Règles de vie interne
Les règles de vie internes à la prison doivent garantir l'ordre et la sécurité, tout en respectant la dignité humaine des détenus.
Un équilibre doit être trouvé entre ces deux objectifs, dans la résolution des questions relatives à la sécurité, à la sûreté, aux fouilles, à la discipline et aux sanctions, au recours à la force.
Les requêtes et les plaintes formulées par les détenus doivent être accueillies.
Personnel pénitentiaire
Le personnel de la prison doit agir avec impartialité, humanité et justice auprès des détenus.
Pour cela, il doit avoir une pleine et entière conscience et compréhension du but du système pénitentiaire : une mission de sécurité mais aussi de préparation de la réinsertion.
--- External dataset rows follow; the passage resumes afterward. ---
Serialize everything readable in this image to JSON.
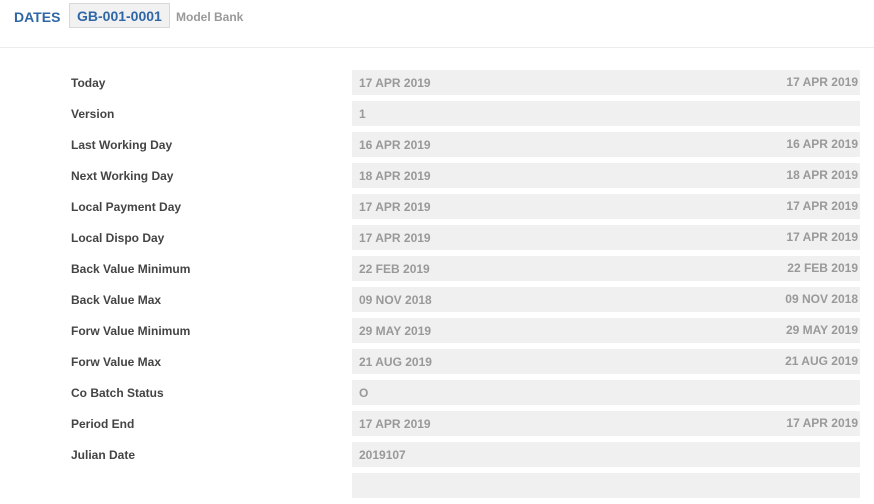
{
  "header": {
    "title": "DATES",
    "company_id": "GB-001-0001",
    "company_name": "Model Bank"
  },
  "rows": [
    {
      "label": "Today",
      "value": "17 APR 2019",
      "value_right": "17 APR 2019"
    },
    {
      "label": "Version",
      "value": "1",
      "value_right": ""
    },
    {
      "label": "Last Working Day",
      "value": "16 APR 2019",
      "value_right": "16 APR 2019"
    },
    {
      "label": "Next Working Day",
      "value": "18 APR 2019",
      "value_right": "18 APR 2019"
    },
    {
      "label": "Local Payment Day",
      "value": "17 APR 2019",
      "value_right": "17 APR 2019"
    },
    {
      "label": "Local Dispo Day",
      "value": "17 APR 2019",
      "value_right": "17 APR 2019"
    },
    {
      "label": "Back Value Minimum",
      "value": "22 FEB 2019",
      "value_right": "22 FEB 2019"
    },
    {
      "label": "Back Value Max",
      "value": "09 NOV 2018",
      "value_right": "09 NOV 2018"
    },
    {
      "label": "Forw Value Minimum",
      "value": "29 MAY 2019",
      "value_right": "29 MAY 2019"
    },
    {
      "label": "Forw Value Max",
      "value": "21 AUG 2019",
      "value_right": "21 AUG 2019"
    },
    {
      "label": "Co Batch Status",
      "value": "O",
      "value_right": ""
    },
    {
      "label": "Period End",
      "value": "17 APR 2019",
      "value_right": "17 APR 2019"
    },
    {
      "label": "Julian Date",
      "value": "2019107",
      "value_right": ""
    },
    {
      "label": "",
      "value": "",
      "value_right": ""
    }
  ]
}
Conséquences des règles pénitentiaires européennes en droit français
Les règles pénitentiaires européennes n'ont pas de valeur contraignante. Il s'agit d'une référence, d'un objectif à atteindre « dans la mesure du possible ». Elles ont cependant une certaine autorité, puisqu'elles proviennent du Comité des ministres du Conseil de l'Europe, et sont issues de débats intergouvernementaux !
Les RPE sont très suivies en droit français. La loi pénitentiaire du 24 novembre 2009 a inscrit en droit français la majorité des règles pénitentiaires européennes et on peut citer par exemple :
- le développement des alternatives à l'incarcération ;
- l'amélioration des liens du détenu avec l'extérieur (création des Unités de visite familiale en 2003) ;
- l'accès aux soins et à la santé (loi du 18 janvier 1994) ;
- la construction d'Établissements pénitentiaires pour mineurs à partir de 2006 ;
- le contrôle des prisons par des organismes indépendants (comme le Défenseur des droits) ;
- la réforme du placement à l’isolement du 1er juin 2006 garantit mieux les droits des détenus.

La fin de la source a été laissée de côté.